1 year: By one year, the brain has nearly doubled in size. Neural connections are strengthening, so some eager parents start to fine-tune baby’s future skills. They’re not wrong: Researchers at McMaster University in Hamilton found very early musical training led to one-year-olds who communicated better (through pointing and gesturing), smiled and soothed more and showed larger and earlier brain responses to sound. The study compared infants who took interactive music classes between six and 12 months (which included singing lullabies and playing percussion) with infants who attended classes where music merely played in the background. “Past studies of musical training have focused on older children,” says Laurel Trainor, director of the McMaster Institute for Music and the Mind. “Our results suggest that the infant brain might be particularly plastic with regard to musical experience.” Others aren’t persuaded (and baby music lessons will not guarantee you’ve got a budding musician): “Do babies understand beats and timing? No,” says Dyment. “But can they recognize music and have favourite songs? Absolutely.”
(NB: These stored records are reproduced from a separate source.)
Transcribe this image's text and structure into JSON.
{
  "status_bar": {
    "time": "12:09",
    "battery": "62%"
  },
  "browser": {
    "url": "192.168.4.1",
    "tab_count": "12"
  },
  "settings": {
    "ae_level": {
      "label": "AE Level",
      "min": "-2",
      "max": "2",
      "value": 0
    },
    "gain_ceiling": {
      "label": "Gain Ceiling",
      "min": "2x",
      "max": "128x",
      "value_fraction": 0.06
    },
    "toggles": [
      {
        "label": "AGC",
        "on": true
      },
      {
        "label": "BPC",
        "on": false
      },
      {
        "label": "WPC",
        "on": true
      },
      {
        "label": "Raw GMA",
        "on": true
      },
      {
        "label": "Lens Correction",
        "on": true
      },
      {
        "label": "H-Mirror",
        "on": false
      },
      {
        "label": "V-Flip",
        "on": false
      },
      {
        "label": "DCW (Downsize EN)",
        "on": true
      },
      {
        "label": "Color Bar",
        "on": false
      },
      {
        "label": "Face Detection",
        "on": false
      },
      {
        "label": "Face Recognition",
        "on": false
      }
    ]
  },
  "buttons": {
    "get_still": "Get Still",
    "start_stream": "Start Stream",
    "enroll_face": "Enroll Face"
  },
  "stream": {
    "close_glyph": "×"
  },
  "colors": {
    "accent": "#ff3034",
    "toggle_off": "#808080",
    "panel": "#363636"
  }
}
18 months: In a 2011 TED conference talk, developmental psychologist Alison Gopnik described her findings of “the broccoli-Goldfish” study. Gopnik placed two bowls—one of tasty Goldfish crackers, one of raw broccoli—in front of 15- and 18-month-olds. All babies preferred the crackers. Then a researcher made yummy noises as she eyed the veggies, before putting out her hand and asked for food. “The question is: What would the babies give her? What they liked or what she liked?” Eighteen-month-olds shared the broccoli, despite their preference for crackers. (Fifteen-month-olds, meanwhile, stared blankly, then offered up the crackers just the same.) At 18 months, says Gopnik, “babies discover this really profound fact about human nature: We don’t always want the same thing. And what’s more, they felt they could do things to help others get what they want.”
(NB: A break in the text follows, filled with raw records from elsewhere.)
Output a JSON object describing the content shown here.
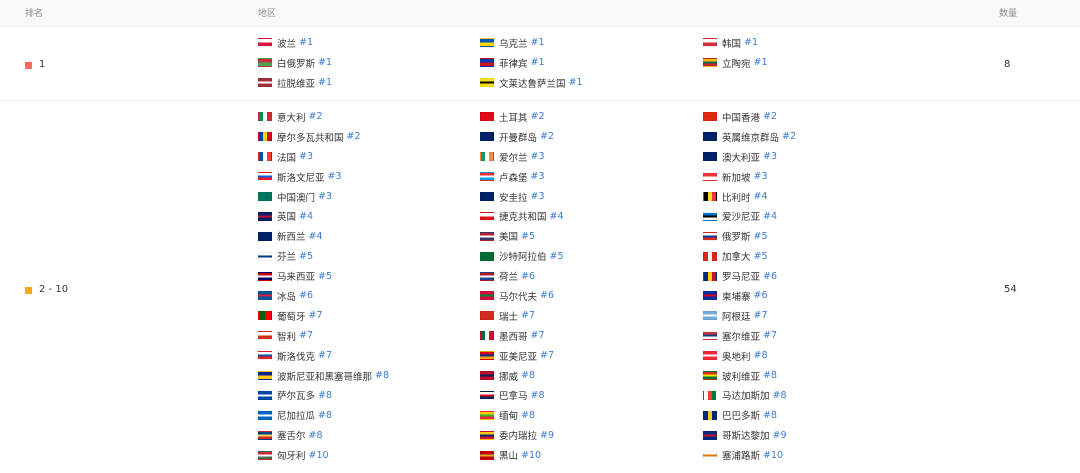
{
  "header": {
    "rank": "排名",
    "region": "地区",
    "count": "数量"
  },
  "groups": [
    {
      "rank_label": "1",
      "count": "8",
      "color": "#f26b5b",
      "regions": [
        {
          "name": "波兰",
          "rank": "#1",
          "flag": [
            "#ffffff",
            "#dc143c"
          ]
        },
        {
          "name": "乌克兰",
          "rank": "#1",
          "flag": [
            "#0057b7",
            "#ffd700"
          ]
        },
        {
          "name": "韩国",
          "rank": "#1",
          "flag": [
            "#ffffff",
            "#cd2e3a"
          ]
        },
        {
          "name": "白俄罗斯",
          "rank": "#1",
          "flag": [
            "#c8313e",
            "#4aa657"
          ]
        },
        {
          "name": "菲律宾",
          "rank": "#1",
          "flag": [
            "#0038a8",
            "#ce1126"
          ]
        },
        {
          "name": "立陶宛",
          "rank": "#1",
          "flag": [
            "#fdb913",
            "#006a44",
            "#c1272d"
          ]
        },
        {
          "name": "拉脱维亚",
          "rank": "#1",
          "flag": [
            "#9e3039",
            "#ffffff",
            "#9e3039"
          ]
        },
        {
          "name": "文莱达鲁萨兰国",
          "rank": "#1",
          "flag": [
            "#f7e017",
            "#000000",
            "#f7e017"
          ]
        }
      ]
    },
    {
      "rank_label": "2 - 10",
      "count": "54",
      "color": "#f5a623",
      "regions": [
        {
          "name": "意大利",
          "rank": "#2",
          "flag": [
            "#009246",
            "#ffffff",
            "#ce2b37"
          ],
          "vertical": true
        },
        {
          "name": "土耳其",
          "rank": "#2",
          "flag": [
            "#e30a17",
            "#e30a17"
          ]
        },
        {
          "name": "中国香港",
          "rank": "#2",
          "flag": [
            "#de2910",
            "#de2910"
          ]
        },
        {
          "name": "摩尔多瓦共和国",
          "rank": "#2",
          "flag": [
            "#0046ae",
            "#ffd200",
            "#cc092f"
          ],
          "vertical": true
        },
        {
          "name": "开曼群岛",
          "rank": "#2",
          "flag": [
            "#012169",
            "#012169"
          ]
        },
        {
          "name": "英属维京群岛",
          "rank": "#2",
          "flag": [
            "#012169",
            "#012169"
          ]
        },
        {
          "name": "法国",
          "rank": "#3",
          "flag": [
            "#0055a4",
            "#ffffff",
            "#ef4135"
          ],
          "vertical": true
        },
        {
          "name": "爱尔兰",
          "rank": "#3",
          "flag": [
            "#169b62",
            "#ffffff",
            "#ff883e"
          ],
          "vertical": true
        },
        {
          "name": "澳大利亚",
          "rank": "#3",
          "flag": [
            "#012169",
            "#012169"
          ]
        },
        {
          "name": "斯洛文尼亚",
          "rank": "#3",
          "flag": [
            "#ffffff",
            "#005ce5",
            "#ed1c24"
          ]
        },
        {
          "name": "卢森堡",
          "rank": "#3",
          "flag": [
            "#ed2939",
            "#ffffff",
            "#00a1de"
          ]
        },
        {
          "name": "新加坡",
          "rank": "#3",
          "flag": [
            "#ef3340",
            "#ffffff"
          ]
        },
        {
          "name": "中国澳门",
          "rank": "#3",
          "flag": [
            "#00785e",
            "#00785e"
          ]
        },
        {
          "name": "安圭拉",
          "rank": "#3",
          "flag": [
            "#012169",
            "#012169"
          ]
        },
        {
          "name": "比利时",
          "rank": "#4",
          "flag": [
            "#000000",
            "#fdda24",
            "#ef3340"
          ],
          "vertical": true
        },
        {
          "name": "英国",
          "rank": "#4",
          "flag": [
            "#012169",
            "#c8102e",
            "#012169"
          ]
        },
        {
          "name": "捷克共和国",
          "rank": "#4",
          "flag": [
            "#ffffff",
            "#d7141a"
          ]
        },
        {
          "name": "爱沙尼亚",
          "rank": "#4",
          "flag": [
            "#0072ce",
            "#000000",
            "#ffffff"
          ]
        },
        {
          "name": "新西兰",
          "rank": "#4",
          "flag": [
            "#012169",
            "#012169"
          ]
        },
        {
          "name": "美国",
          "rank": "#5",
          "flag": [
            "#b22234",
            "#ffffff",
            "#3c3b6e"
          ]
        },
        {
          "name": "俄罗斯",
          "rank": "#5",
          "flag": [
            "#ffffff",
            "#0039a6",
            "#d52b1e"
          ]
        },
        {
          "name": "芬兰",
          "rank": "#5",
          "flag": [
            "#ffffff",
            "#003580",
            "#ffffff"
          ]
        },
        {
          "name": "沙特阿拉伯",
          "rank": "#5",
          "flag": [
            "#006c35",
            "#006c35"
          ]
        },
        {
          "name": "加拿大",
          "rank": "#5",
          "flag": [
            "#d52b1e",
            "#ffffff",
            "#d52b1e"
          ],
          "vertical": true
        },
        {
          "name": "马来西亚",
          "rank": "#5",
          "flag": [
            "#cc0001",
            "#ffffff",
            "#010066"
          ]
        },
        {
          "name": "荷兰",
          "rank": "#6",
          "flag": [
            "#ae1c28",
            "#ffffff",
            "#21468b"
          ]
        },
        {
          "name": "罗马尼亚",
          "rank": "#6",
          "flag": [
            "#002b7f",
            "#fcd116",
            "#ce1126"
          ],
          "vertical": true
        },
        {
          "name": "冰岛",
          "rank": "#6",
          "flag": [
            "#02529c",
            "#dc1e35",
            "#02529c"
          ]
        },
        {
          "name": "马尔代夫",
          "rank": "#6",
          "flag": [
            "#d21034",
            "#007e3a",
            "#d21034"
          ]
        },
        {
          "name": "柬埔寨",
          "rank": "#6",
          "flag": [
            "#032ea1",
            "#e00025",
            "#032ea1"
          ]
        },
        {
          "name": "葡萄牙",
          "rank": "#7",
          "flag": [
            "#006600",
            "#ff0000"
          ],
          "vertical": true
        },
        {
          "name": "瑞士",
          "rank": "#7",
          "flag": [
            "#d52b1e",
            "#d52b1e"
          ]
        },
        {
          "name": "阿根廷",
          "rank": "#7",
          "flag": [
            "#74acdf",
            "#ffffff",
            "#74acdf"
          ]
        },
        {
          "name": "智利",
          "rank": "#7",
          "flag": [
            "#ffffff",
            "#d52b1e"
          ]
        },
        {
          "name": "墨西哥",
          "rank": "#7",
          "flag": [
            "#006847",
            "#ffffff",
            "#ce1126"
          ],
          "vertical": true
        },
        {
          "name": "塞尔维亚",
          "rank": "#7",
          "flag": [
            "#c6363c",
            "#0c4076",
            "#ffffff"
          ]
        },
        {
          "name": "斯洛伐克",
          "rank": "#7",
          "flag": [
            "#ffffff",
            "#0b4ea2",
            "#ee1c25"
          ]
        },
        {
          "name": "亚美尼亚",
          "rank": "#7",
          "flag": [
            "#d90012",
            "#0033a0",
            "#f2a800"
          ]
        },
        {
          "name": "奥地利",
          "rank": "#8",
          "flag": [
            "#ed2939",
            "#ffffff",
            "#ed2939"
          ]
        },
        {
          "name": "波斯尼亚和黑塞哥维那",
          "rank": "#8",
          "flag": [
            "#002395",
            "#fecb00"
          ]
        },
        {
          "name": "挪威",
          "rank": "#8",
          "flag": [
            "#ba0c2f",
            "#00205b",
            "#ba0c2f"
          ]
        },
        {
          "name": "玻利维亚",
          "rank": "#8",
          "flag": [
            "#d52b1e",
            "#f9e300",
            "#007934"
          ]
        },
        {
          "name": "萨尔瓦多",
          "rank": "#8",
          "flag": [
            "#0047ab",
            "#ffffff",
            "#0047ab"
          ]
        },
        {
          "name": "巴拿马",
          "rank": "#8",
          "flag": [
            "#ffffff",
            "#da121a",
            "#072357"
          ]
        },
        {
          "name": "马达加斯加",
          "rank": "#8",
          "flag": [
            "#ffffff",
            "#fc3d32",
            "#007e3a"
          ],
          "vertical": true
        },
        {
          "name": "尼加拉瓜",
          "rank": "#8",
          "flag": [
            "#0067c6",
            "#ffffff",
            "#0067c6"
          ]
        },
        {
          "name": "缅甸",
          "rank": "#8",
          "flag": [
            "#fecb00",
            "#34b233",
            "#ea2839"
          ]
        },
        {
          "name": "巴巴多斯",
          "rank": "#8",
          "flag": [
            "#00267f",
            "#ffc726",
            "#00267f"
          ],
          "vertical": true
        },
        {
          "name": "塞舌尔",
          "rank": "#8",
          "flag": [
            "#003f87",
            "#fcd856",
            "#d62828"
          ]
        },
        {
          "name": "委内瑞拉",
          "rank": "#9",
          "flag": [
            "#ffcc00",
            "#00247d",
            "#cf142b"
          ]
        },
        {
          "name": "哥斯达黎加",
          "rank": "#9",
          "flag": [
            "#002b7f",
            "#ce1126",
            "#002b7f"
          ]
        },
        {
          "name": "匈牙利",
          "rank": "#10",
          "flag": [
            "#ce2939",
            "#ffffff",
            "#477050"
          ]
        },
        {
          "name": "黑山",
          "rank": "#10",
          "flag": [
            "#c40308",
            "#d4af37",
            "#c40308"
          ]
        },
        {
          "name": "塞浦路斯",
          "rank": "#10",
          "flag": [
            "#ffffff",
            "#d57800",
            "#ffffff"
          ]
        }
      ]
    }
  ]
}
2 years: By age two, the brain is about 80 per cent of its adult size and is already strengthening well-used connections and eliminating others. “You get this pruning effect of connections between neurons, which will continue until adolescence,” says Dyment. You also get the gift of memory. Experts once scoffed at memories before age three or four—when the hippocampus is adequately formed—but new research challenges that. In a 2011 New Zealand study, 46 kids as young as two played happily with a “magic shrinking machine,” where a pulled lever turned full-sized toys into smaller versions (memorable, for a kid). Six years later, most had forgotten the whole event, but nine had strong recollections, two of those from children barely two at the time. A longitudinal study at Memorial University in Newfoundland asked 140 children between four and 14 to describe their earliest memories. Two years later, they asked again. “Younger children’s earliest memories seemed to change, with memories from younger ages being replaced by memories from older ages,” says psychology professor Carole Peterson, who led the study. “But older children became more consistent in their memories as they grew older.”
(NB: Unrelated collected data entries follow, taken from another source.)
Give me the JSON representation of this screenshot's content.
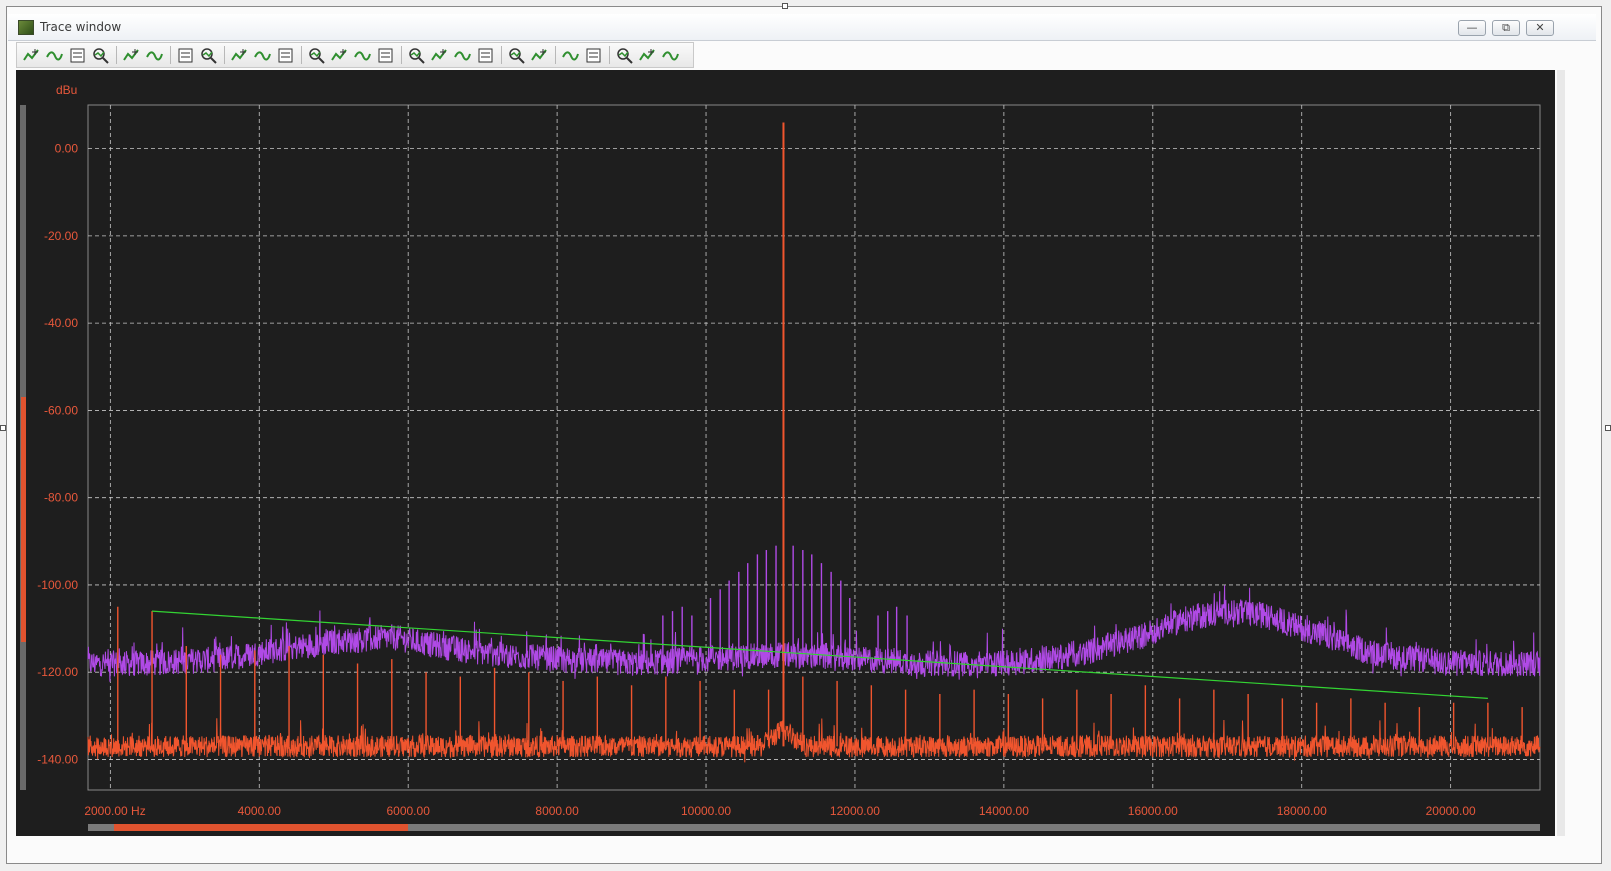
{
  "window": {
    "title": "Trace window"
  },
  "toolbar": {
    "icons": [
      "add-trace-icon",
      "wave-icon",
      "save-icon",
      "copy-icon",
      "grid-icon",
      "list-icon",
      "table-icon",
      "marker-icon",
      "zoom-in-icon",
      "zoom-out-icon",
      "fit-icon",
      "cursor-a-icon",
      "cursor-b-icon",
      "cursor-c-icon",
      "cursor-d-icon",
      "zoom-x-icon",
      "zoom-y-icon",
      "smooth-icon",
      "scale-icon",
      "peak-icon",
      "valley-icon",
      "measure-icon",
      "swap-icon",
      "hide-icon",
      "show-icon",
      "filter-icon"
    ]
  },
  "colors": {
    "background": "#1e1e1e",
    "grid": "#c8c8c8",
    "axis_text": "#e8583b",
    "trace_red": "#f0552e",
    "trace_purple": "#b04ae6",
    "trace_green": "#33d433"
  },
  "chart_data": {
    "type": "line",
    "ylabel": "dBu",
    "x_unit": "Hz",
    "xlim": [
      1700,
      21200
    ],
    "ylim": [
      -147,
      10
    ],
    "grid": true,
    "x_ticks": [
      2000,
      4000,
      6000,
      8000,
      10000,
      12000,
      14000,
      16000,
      18000,
      20000
    ],
    "x_tick_labels": [
      "2000.00 Hz",
      "4000.00",
      "6000.00",
      "8000.00",
      "10000.00",
      "12000.00",
      "14000.00",
      "16000.00",
      "18000.00",
      "20000.00"
    ],
    "y_ticks": [
      0,
      -20,
      -40,
      -60,
      -80,
      -100,
      -120,
      -140
    ],
    "y_tick_labels": [
      "0.00",
      "-20.00",
      "-40.00",
      "-60.00",
      "-80.00",
      "-100.00",
      "-120.00",
      "-140.00"
    ],
    "series": [
      {
        "color": "#f0552e",
        "noise_floor": -137,
        "peaks": [
          {
            "x": 2100,
            "y": -105
          },
          {
            "x": 2560,
            "y": -106
          },
          {
            "x": 3020,
            "y": -114
          },
          {
            "x": 3480,
            "y": -116
          },
          {
            "x": 3940,
            "y": -115
          },
          {
            "x": 4400,
            "y": -114
          },
          {
            "x": 4860,
            "y": -116
          },
          {
            "x": 5320,
            "y": -118
          },
          {
            "x": 5780,
            "y": -117
          },
          {
            "x": 6240,
            "y": -120
          },
          {
            "x": 6700,
            "y": -121
          },
          {
            "x": 7160,
            "y": -119
          },
          {
            "x": 7620,
            "y": -120
          },
          {
            "x": 8080,
            "y": -122
          },
          {
            "x": 8540,
            "y": -121
          },
          {
            "x": 9000,
            "y": -123
          },
          {
            "x": 9460,
            "y": -121
          },
          {
            "x": 9920,
            "y": -122
          },
          {
            "x": 10380,
            "y": -124
          },
          {
            "x": 10840,
            "y": -124
          },
          {
            "x": 11040,
            "y": 6
          },
          {
            "x": 11300,
            "y": -121
          },
          {
            "x": 11760,
            "y": -122
          },
          {
            "x": 12220,
            "y": -123
          },
          {
            "x": 12680,
            "y": -124
          },
          {
            "x": 13140,
            "y": -125
          },
          {
            "x": 13600,
            "y": -124
          },
          {
            "x": 14060,
            "y": -125
          },
          {
            "x": 14520,
            "y": -126
          },
          {
            "x": 14980,
            "y": -124
          },
          {
            "x": 15440,
            "y": -125
          },
          {
            "x": 15900,
            "y": -123
          },
          {
            "x": 16360,
            "y": -126
          },
          {
            "x": 16820,
            "y": -124
          },
          {
            "x": 17280,
            "y": -125
          },
          {
            "x": 17740,
            "y": -126
          },
          {
            "x": 18200,
            "y": -127
          },
          {
            "x": 18660,
            "y": -126
          },
          {
            "x": 19120,
            "y": -127
          },
          {
            "x": 19580,
            "y": -128
          },
          {
            "x": 20040,
            "y": -127
          },
          {
            "x": 20500,
            "y": -127
          },
          {
            "x": 20960,
            "y": -128
          }
        ]
      },
      {
        "color": "#b04ae6",
        "profile": [
          {
            "x": 1700,
            "y": -118
          },
          {
            "x": 2500,
            "y": -118
          },
          {
            "x": 3500,
            "y": -117
          },
          {
            "x": 4200,
            "y": -115
          },
          {
            "x": 5000,
            "y": -113
          },
          {
            "x": 5800,
            "y": -112
          },
          {
            "x": 6400,
            "y": -114
          },
          {
            "x": 7200,
            "y": -116
          },
          {
            "x": 8000,
            "y": -117
          },
          {
            "x": 9000,
            "y": -118
          },
          {
            "x": 10000,
            "y": -117
          },
          {
            "x": 11000,
            "y": -116
          },
          {
            "x": 12000,
            "y": -117
          },
          {
            "x": 13000,
            "y": -118
          },
          {
            "x": 14000,
            "y": -118
          },
          {
            "x": 15000,
            "y": -116
          },
          {
            "x": 15800,
            "y": -112
          },
          {
            "x": 16400,
            "y": -108
          },
          {
            "x": 17000,
            "y": -106
          },
          {
            "x": 17500,
            "y": -107
          },
          {
            "x": 18200,
            "y": -111
          },
          {
            "x": 19000,
            "y": -116
          },
          {
            "x": 20000,
            "y": -118
          },
          {
            "x": 21200,
            "y": -118
          }
        ],
        "sidebands": [
          {
            "x": 9420,
            "y": -107
          },
          {
            "x": 9550,
            "y": -106
          },
          {
            "x": 9680,
            "y": -105
          },
          {
            "x": 9810,
            "y": -107
          },
          {
            "x": 10060,
            "y": -103
          },
          {
            "x": 10190,
            "y": -101
          },
          {
            "x": 10310,
            "y": -99
          },
          {
            "x": 10440,
            "y": -97
          },
          {
            "x": 10560,
            "y": -95
          },
          {
            "x": 10690,
            "y": -93
          },
          {
            "x": 10810,
            "y": -92
          },
          {
            "x": 10940,
            "y": -91
          },
          {
            "x": 11170,
            "y": -91
          },
          {
            "x": 11300,
            "y": -92
          },
          {
            "x": 11420,
            "y": -93
          },
          {
            "x": 11550,
            "y": -95
          },
          {
            "x": 11680,
            "y": -97
          },
          {
            "x": 11810,
            "y": -99
          },
          {
            "x": 11930,
            "y": -103
          },
          {
            "x": 12310,
            "y": -107
          },
          {
            "x": 12440,
            "y": -106
          },
          {
            "x": 12560,
            "y": -105
          },
          {
            "x": 12700,
            "y": -107
          }
        ]
      },
      {
        "color": "#33d433",
        "points": [
          {
            "x": 2560,
            "y": -106
          },
          {
            "x": 20500,
            "y": -126
          }
        ]
      }
    ]
  }
}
3 years+: Just a year away from full size, the brain has experienced what Sick Kids neurologist Dr. Miller calls “an explosion of development.” His Sick Kids colleague Dr. Margot J. Taylor cautions that “not all children reach their milestones on time, and how can we tell ahead of time which children will require extra help to stay on track?” To do so, Taylor’s team has been following a group of pre-term infants (born two or more months early) up to age four, comparing brain imaging at birth to ongoing behaviour, cognitive and language assessments. Preliminary results suggest that changes in the brain detectable at birth may be correlated with developmental difficulties four years later, so early intervention may aid in social and motor skills, expression of needs and desires and enhanced academic success. “Looking at the developing brain can help us identify the most vulnerable children before their difficulties come to light,” she says.